One of the biggest ideas in physics is the possibility that all known forces, particles, and interactions can be connected in one framework. String theory is arguably the best-known proposal for a “theory of everything” that would tie together our understanding of the physical universe.
Despite having many different versions of string theory circulating throughout the physics community for decades, there have been very few experimental tests. Astronomers using NASA’s Chandra X-ray Observatory, however, have now made a significant step forward in this area.
By searching through galaxy clusters, the largest structures in the universe held together by gravity, researchers were able to hunt for a specific particle that many models of string theory predict should exist. While the resulting non-detection does not rule out string theory altogether, it does deliver a blow to certain models within that family of ideas.

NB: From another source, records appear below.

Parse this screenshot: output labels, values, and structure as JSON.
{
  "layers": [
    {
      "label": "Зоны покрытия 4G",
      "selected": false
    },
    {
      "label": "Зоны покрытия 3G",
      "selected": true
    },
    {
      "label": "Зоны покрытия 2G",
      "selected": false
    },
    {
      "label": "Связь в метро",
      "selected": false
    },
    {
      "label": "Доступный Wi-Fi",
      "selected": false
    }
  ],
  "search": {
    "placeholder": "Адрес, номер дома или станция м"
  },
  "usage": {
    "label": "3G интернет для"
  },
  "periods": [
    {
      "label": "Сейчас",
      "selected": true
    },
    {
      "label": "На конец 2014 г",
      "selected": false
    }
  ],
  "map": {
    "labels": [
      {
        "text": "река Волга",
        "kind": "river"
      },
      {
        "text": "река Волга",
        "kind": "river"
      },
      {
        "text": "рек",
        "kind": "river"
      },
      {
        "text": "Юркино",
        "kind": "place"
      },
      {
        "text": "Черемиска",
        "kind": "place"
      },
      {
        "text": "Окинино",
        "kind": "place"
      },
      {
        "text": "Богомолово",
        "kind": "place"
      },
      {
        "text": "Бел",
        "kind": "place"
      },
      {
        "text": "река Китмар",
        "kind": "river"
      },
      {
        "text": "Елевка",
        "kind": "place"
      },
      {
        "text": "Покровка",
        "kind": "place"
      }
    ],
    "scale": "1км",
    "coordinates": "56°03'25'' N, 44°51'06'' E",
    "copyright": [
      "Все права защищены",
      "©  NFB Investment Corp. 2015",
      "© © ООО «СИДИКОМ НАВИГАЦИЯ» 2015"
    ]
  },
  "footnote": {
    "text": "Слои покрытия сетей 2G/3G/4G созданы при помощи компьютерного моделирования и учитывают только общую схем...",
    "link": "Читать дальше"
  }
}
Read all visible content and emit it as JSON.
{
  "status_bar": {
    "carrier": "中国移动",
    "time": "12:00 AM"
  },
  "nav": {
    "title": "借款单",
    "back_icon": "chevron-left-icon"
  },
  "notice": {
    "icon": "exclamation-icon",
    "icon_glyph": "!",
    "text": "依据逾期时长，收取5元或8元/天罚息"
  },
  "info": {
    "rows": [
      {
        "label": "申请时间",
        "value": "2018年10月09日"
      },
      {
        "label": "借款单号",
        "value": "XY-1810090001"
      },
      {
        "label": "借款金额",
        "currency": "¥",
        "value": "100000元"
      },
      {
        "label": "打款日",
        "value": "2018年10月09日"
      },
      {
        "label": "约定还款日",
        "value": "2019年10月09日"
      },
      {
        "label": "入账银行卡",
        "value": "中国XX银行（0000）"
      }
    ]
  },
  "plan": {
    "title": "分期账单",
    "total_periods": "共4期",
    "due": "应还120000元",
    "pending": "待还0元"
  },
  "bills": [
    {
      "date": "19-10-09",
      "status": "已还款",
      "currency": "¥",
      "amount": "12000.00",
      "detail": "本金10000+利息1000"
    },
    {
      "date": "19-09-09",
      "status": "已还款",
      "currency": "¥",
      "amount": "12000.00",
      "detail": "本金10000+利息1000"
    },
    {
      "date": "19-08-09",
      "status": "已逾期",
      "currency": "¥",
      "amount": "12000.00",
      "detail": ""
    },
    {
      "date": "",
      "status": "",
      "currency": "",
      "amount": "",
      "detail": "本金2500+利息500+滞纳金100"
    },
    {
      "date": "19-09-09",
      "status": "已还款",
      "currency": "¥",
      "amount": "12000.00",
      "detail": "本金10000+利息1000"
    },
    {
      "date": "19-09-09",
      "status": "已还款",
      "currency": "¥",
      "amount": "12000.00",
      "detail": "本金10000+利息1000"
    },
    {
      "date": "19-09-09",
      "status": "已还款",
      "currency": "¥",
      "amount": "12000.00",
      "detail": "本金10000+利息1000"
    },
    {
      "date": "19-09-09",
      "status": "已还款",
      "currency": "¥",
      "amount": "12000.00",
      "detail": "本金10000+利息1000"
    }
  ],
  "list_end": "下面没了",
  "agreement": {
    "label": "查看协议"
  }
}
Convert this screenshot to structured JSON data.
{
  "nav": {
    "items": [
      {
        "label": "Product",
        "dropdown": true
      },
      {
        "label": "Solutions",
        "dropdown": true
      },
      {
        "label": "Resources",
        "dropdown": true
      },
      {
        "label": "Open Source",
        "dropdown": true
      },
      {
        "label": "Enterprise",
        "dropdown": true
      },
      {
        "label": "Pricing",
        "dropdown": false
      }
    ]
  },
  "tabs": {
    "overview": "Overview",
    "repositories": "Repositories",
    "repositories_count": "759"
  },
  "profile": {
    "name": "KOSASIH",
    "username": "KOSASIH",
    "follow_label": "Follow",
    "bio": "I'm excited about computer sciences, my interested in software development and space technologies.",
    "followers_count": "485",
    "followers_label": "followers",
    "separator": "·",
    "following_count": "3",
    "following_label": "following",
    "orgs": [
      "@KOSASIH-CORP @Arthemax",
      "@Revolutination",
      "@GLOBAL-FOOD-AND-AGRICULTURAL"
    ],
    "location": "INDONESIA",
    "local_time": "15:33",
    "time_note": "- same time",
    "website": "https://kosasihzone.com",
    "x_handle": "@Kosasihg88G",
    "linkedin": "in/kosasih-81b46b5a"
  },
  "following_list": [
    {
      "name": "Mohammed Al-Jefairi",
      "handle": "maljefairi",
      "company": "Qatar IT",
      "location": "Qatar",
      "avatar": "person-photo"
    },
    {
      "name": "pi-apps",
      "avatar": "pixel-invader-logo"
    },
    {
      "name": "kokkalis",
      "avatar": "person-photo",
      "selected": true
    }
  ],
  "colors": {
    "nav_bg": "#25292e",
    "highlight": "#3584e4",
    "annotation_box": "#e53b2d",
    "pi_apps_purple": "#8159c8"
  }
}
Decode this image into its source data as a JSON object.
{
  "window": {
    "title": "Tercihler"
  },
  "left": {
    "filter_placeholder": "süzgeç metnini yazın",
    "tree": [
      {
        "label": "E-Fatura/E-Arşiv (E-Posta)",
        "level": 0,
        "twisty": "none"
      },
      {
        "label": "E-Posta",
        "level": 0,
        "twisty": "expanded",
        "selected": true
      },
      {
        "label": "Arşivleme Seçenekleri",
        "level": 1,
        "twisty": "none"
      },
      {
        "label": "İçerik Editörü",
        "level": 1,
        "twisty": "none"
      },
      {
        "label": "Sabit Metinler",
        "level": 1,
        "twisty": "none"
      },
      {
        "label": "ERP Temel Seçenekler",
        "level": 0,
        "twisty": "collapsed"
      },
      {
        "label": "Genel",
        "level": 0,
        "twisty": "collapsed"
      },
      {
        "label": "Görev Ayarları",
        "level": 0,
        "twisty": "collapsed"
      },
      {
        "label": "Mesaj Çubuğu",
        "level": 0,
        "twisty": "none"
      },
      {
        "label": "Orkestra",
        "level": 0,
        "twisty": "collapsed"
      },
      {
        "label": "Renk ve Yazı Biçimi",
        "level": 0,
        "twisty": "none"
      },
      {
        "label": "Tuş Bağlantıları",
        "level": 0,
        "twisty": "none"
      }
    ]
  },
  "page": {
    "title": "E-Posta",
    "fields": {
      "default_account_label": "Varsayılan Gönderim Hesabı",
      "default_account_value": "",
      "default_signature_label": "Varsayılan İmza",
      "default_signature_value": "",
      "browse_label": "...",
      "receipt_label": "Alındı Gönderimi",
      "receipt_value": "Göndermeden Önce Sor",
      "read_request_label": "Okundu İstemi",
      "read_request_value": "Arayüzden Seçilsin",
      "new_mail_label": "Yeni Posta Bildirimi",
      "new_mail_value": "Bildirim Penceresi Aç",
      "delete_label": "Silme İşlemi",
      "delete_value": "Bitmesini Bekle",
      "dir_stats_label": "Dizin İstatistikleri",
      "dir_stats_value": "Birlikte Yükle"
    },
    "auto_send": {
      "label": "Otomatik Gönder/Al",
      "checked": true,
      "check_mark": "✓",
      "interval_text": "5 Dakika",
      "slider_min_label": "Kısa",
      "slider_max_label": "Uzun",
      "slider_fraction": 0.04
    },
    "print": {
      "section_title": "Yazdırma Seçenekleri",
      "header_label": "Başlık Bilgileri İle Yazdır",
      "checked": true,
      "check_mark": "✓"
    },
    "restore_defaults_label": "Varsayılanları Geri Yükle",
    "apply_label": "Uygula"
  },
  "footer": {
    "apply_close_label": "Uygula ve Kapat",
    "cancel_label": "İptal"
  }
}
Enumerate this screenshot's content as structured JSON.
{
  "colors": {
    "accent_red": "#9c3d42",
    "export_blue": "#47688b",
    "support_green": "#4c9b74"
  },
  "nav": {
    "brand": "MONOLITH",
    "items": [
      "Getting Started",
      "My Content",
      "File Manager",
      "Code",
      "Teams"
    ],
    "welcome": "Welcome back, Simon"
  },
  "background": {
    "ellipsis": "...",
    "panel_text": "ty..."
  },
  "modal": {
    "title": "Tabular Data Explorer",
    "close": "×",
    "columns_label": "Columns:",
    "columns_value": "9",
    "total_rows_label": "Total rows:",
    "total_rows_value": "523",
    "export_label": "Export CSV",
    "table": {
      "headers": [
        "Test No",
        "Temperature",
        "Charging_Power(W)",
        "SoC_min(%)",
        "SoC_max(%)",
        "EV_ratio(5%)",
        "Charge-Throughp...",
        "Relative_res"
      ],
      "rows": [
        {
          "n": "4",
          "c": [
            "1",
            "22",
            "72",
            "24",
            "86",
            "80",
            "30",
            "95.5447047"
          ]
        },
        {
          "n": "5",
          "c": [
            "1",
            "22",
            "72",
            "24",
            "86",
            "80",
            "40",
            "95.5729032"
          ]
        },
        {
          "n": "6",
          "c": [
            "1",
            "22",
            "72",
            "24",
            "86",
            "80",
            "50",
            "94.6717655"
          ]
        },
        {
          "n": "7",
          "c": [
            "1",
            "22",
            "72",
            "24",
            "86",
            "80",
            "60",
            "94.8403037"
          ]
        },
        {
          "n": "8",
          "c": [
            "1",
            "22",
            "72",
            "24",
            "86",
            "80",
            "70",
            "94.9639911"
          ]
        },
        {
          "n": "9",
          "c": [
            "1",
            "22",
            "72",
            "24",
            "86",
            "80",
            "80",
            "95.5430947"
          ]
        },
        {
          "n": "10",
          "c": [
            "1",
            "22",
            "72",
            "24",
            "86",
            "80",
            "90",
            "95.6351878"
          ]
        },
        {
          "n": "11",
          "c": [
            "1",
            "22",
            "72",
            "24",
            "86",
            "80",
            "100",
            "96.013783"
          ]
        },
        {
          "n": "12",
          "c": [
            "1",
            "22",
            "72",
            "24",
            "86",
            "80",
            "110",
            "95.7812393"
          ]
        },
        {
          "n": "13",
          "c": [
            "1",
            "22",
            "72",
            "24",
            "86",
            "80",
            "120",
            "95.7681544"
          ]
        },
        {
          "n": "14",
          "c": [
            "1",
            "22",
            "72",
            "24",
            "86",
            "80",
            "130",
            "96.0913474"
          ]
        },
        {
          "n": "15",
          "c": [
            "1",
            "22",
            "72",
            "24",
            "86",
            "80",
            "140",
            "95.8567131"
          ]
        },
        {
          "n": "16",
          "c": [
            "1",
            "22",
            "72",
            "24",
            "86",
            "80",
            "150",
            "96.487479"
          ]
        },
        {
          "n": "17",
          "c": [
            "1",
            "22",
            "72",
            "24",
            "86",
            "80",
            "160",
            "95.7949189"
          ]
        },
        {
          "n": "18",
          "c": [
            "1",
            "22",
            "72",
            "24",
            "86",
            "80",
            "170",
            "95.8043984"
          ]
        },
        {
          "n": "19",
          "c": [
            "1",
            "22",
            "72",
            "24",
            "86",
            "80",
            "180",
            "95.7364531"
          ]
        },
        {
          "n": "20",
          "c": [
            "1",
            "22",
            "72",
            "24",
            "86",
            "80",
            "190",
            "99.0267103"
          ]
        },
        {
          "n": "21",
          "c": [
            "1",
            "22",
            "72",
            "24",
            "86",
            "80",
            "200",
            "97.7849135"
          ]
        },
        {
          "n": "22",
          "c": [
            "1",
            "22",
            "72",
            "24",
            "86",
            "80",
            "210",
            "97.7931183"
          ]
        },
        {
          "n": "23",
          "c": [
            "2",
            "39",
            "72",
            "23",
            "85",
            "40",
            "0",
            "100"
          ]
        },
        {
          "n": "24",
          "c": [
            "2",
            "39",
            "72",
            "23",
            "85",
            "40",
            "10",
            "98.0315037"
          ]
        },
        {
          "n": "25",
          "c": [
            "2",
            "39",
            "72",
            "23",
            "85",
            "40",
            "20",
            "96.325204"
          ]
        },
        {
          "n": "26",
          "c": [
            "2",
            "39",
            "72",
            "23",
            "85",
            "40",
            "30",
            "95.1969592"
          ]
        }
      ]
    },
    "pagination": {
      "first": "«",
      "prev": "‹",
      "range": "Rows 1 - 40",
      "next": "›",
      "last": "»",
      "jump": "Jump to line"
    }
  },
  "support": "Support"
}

“Until recently I had no idea just how much X-ray astronomers bring to the table when it comes to string theory, but we could play a major role,” said Christopher Reynolds of the University of Cambridge in the United Kingdom, who led the study. “If these particles are eventually detected it would change physics forever.”
The particle that Reynolds and his colleagues were searching for is called an “axion.” These as-yet-undetected particles should have extraordinarily low masses. Scientists do not know the precise mass range, but many theories feature axion masses ranging from about a millionth of the mass of an electron down to zero mass. Some scientists think that axions could explain the mystery of dark matter, which accounts for the vast majority of matter in the universe.
One unusual property of these ultra-low-mass particles would be that they might sometimes convert into photons (that is, packets of light) as they pass through magnetic fields. The opposite may also hold true: photons may also be converted into axions under certain conditions. How often this switch occurs depends on how easily they make this conversion, in other words on their “convertibility.”
Some scientists have proposed the existence of a broader class of ultra-low-mass particles with similar properties to axions. Axions would have a single convertibility value at each mass, but “axion-like particles” would have a range of convertibility at the same mass.
“While it may sound like a long shot to look for tiny particles like axions in gigantic structures like galaxy clusters, they are actually great places to look,” said co-author David Marsh of Stockholm University in Sweden. “Galaxy clusters contain magnetic fields over giant distances, and they also often contain bright X-ray sources. Together these properties enhance the chances that conversion of axion-like particles would be detectable.”
To look for signs of conversion by axion-like particles, the team of astronomers examined over five days of Chandra observations of X-rays from material falling towards the supermassive black hole in the center of the Perseus galaxy cluster. They studied the Chandra spectrum, or the amount of X-ray emission observed at different energies, of this source. The long observation and the bright X-ray source gave a spectrum with enough sensitivity to have shown distortions that scientists expected if axion-like particles were present.
The lack of detection of such distortions allowed the researchers to rule out the presence of most types of axion-like particles in the mass range their observations were sensitive to, below about a millionth of a billionth of an electron’s mass.
“Our research doesn’t rule out the existence of these particles, but it definitely doesn’t help their case,” said co-author Helen Russell of the University of Nottingham in the UK. “These constraints dig into the range of properties suggested by string theory, and may help string theorists weed their theories.”
The latest result was about three to four times more sensitive than the previous best search for axion-like particles, which came from Chandra observations of the supermassive black hole in M87. This Perseus study is also about a hundred times more powerful than current measurements that can be performed in laboratories here on Earth for the range of masses that they have considered.
Clearly, one possible interpretation of this work is that axion-like particles do not exist. Another explanation is that the particles have even lower convertibility values than this observation’s detection limit, and lower than some particle physicists have expected. They also could have higher masses than probed with the Chandra data.
A paper describing these results appeared in the February 10th, 2020 issue of The Astrophysical Journal and is available online. In addition to Reynolds, Marsh, and Russell, the authors of this paper are Andrew C. Fabian, also from the University of Cambridge, Robyn Smith from the University of Maryland in College Park, Maryland, Francesco Tombesi from the University of Rome in Italy, and Sylvain Veilleux, also from the University of Maryland.
NASA’s Marshall Space Flight Center manages the Chandra program. The Smithsonian Astrophysical Observatory’s Chandra X-ray Center controls science and flight operations from Cambridge and Burlington, Massachusetts.